La mission d’expertise d’un doctorant conseil
Ce dispositif permet à une entreprise de bénéficier des compétences d'un doctorant en cours de la deuxième année de thèse au sein d'un laboratoire du centre de recherche.
Dans ce cadre, les entreprises peuvent faire réaliser une étude de marché, une étude de positionnement concurrentiel d'un produit ou d'un brevet, ou encore une analyse de forces et faiblesses d'une technologie.
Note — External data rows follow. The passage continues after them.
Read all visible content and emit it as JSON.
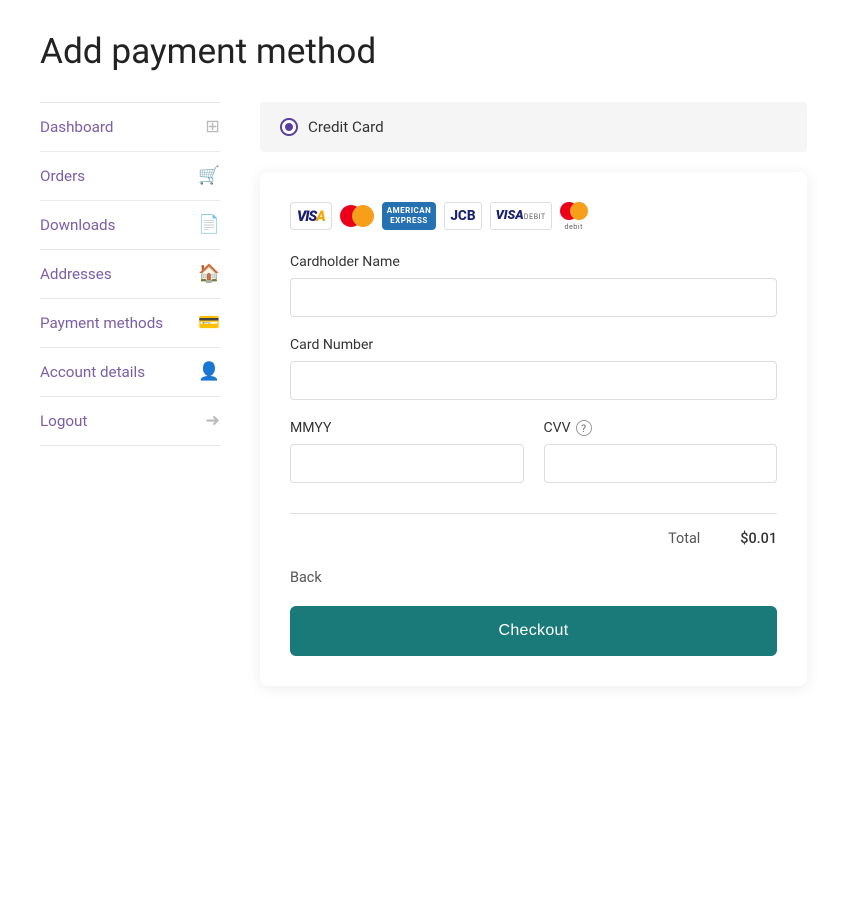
{
  "page": {
    "title": "Add payment method"
  },
  "sidebar": {
    "items": [
      {
        "id": "dashboard",
        "label": "Dashboard",
        "icon": "dashboard-icon",
        "active": false
      },
      {
        "id": "orders",
        "label": "Orders",
        "icon": "orders-icon",
        "active": false
      },
      {
        "id": "downloads",
        "label": "Downloads",
        "icon": "downloads-icon",
        "active": false
      },
      {
        "id": "addresses",
        "label": "Addresses",
        "icon": "addresses-icon",
        "active": false
      },
      {
        "id": "payment-methods",
        "label": "Payment methods",
        "icon": "payment-icon",
        "active": true
      },
      {
        "id": "account-details",
        "label": "Account details",
        "icon": "account-icon",
        "active": false
      },
      {
        "id": "logout",
        "label": "Logout",
        "icon": "logout-icon",
        "active": false
      }
    ]
  },
  "payment": {
    "method_label": "Credit Card",
    "cardholder_name_label": "Cardholder Name",
    "cardholder_name_placeholder": "",
    "card_number_label": "Card Number",
    "card_number_placeholder": "",
    "mmyy_label": "MMYY",
    "mmyy_placeholder": "",
    "cvv_label": "CVV",
    "cvv_placeholder": "",
    "total_label": "Total",
    "total_amount": "$0.01",
    "back_label": "Back",
    "checkout_label": "Checkout"
  }
}
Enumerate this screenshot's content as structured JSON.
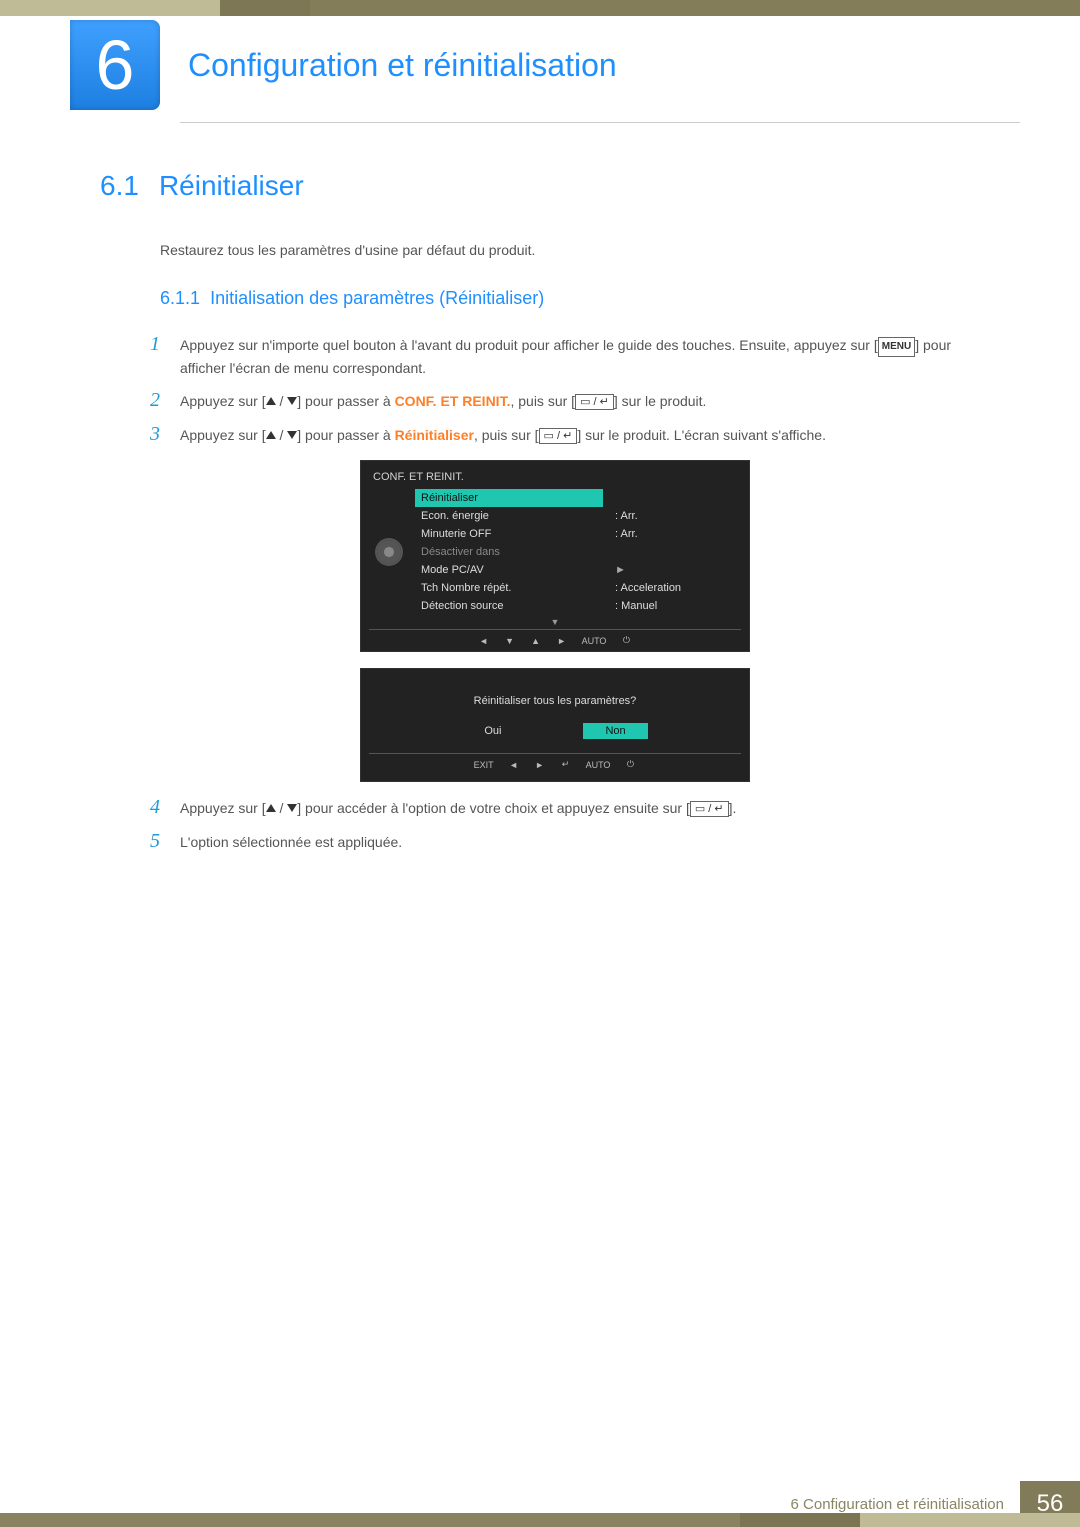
{
  "chapter": {
    "number": "6",
    "title": "Configuration et réinitialisation"
  },
  "section": {
    "number": "6.1",
    "title": "Réinitialiser",
    "lead": "Restaurez tous les paramètres d'usine par défaut du produit."
  },
  "subsection": {
    "number": "6.1.1",
    "title": "Initialisation des paramètres (Réinitialiser)"
  },
  "steps": {
    "s1a": "Appuyez sur n'importe quel bouton à l'avant du produit pour afficher le guide des touches. Ensuite, appuyez sur [",
    "s1b": "] pour afficher l'écran de menu correspondant.",
    "menu_btn": "MENU",
    "s2a": "Appuyez sur [",
    "s2b": "] pour passer à ",
    "conf": "CONF. ET REINIT.",
    "s2c": ", puis sur [",
    "s2d": "] sur le produit.",
    "s3a": "Appuyez sur [",
    "s3b": "] pour passer à ",
    "reinit": "Réinitialiser",
    "s3c": ", puis sur [",
    "s3d": "] sur le produit. L'écran suivant s'affiche.",
    "s4a": "Appuyez sur [",
    "s4b": "] pour accéder à l'option de votre choix et appuyez ensuite sur [",
    "s4c": "].",
    "s5": "L'option sélectionnée est appliquée."
  },
  "osd1": {
    "title": "CONF. ET REINIT.",
    "items": [
      {
        "label": "Réinitialiser",
        "value": "",
        "sel": true
      },
      {
        "label": "Econ. énergie",
        "value": "Arr."
      },
      {
        "label": "Minuterie OFF",
        "value": "Arr."
      },
      {
        "label": "Désactiver dans",
        "value": "",
        "dim": true
      },
      {
        "label": "Mode PC/AV",
        "value": "►"
      },
      {
        "label": "Tch Nombre répét.",
        "value": "Acceleration"
      },
      {
        "label": "Détection source",
        "value": "Manuel"
      }
    ],
    "footer": [
      "◄",
      "▼",
      "▲",
      "►",
      "AUTO",
      "⏻"
    ]
  },
  "osd2": {
    "question": "Réinitialiser tous les paramètres?",
    "yes": "Oui",
    "no": "Non",
    "footer": [
      "EXIT",
      "◄",
      "►",
      "↵",
      "AUTO",
      "⏻"
    ]
  },
  "footer": {
    "text": "6 Configuration et réinitialisation",
    "page": "56"
  }
}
> Le cadre du nouveau contrat doctoral permet aux doctorants d’avoir une activité complémentaire rémunérée dans les domaines de la formation, de la valorisation, de la communication scientifique.

> Le doctorant effectue pour l'entreprise une mission de consultance d'une durée maximale annuelle de 32 jours. Cette mission est formalisée par une convention tripartite entre l'École polytechnique, l'entreprise et le doctorant, sous visa du Directeur de thèse. La convention prévoit la nature de la mission et sa facturation par l'École polytechnique à l'entreprise.
Les PME peuvent bénéficier d'aides pour financer partiellement la mission.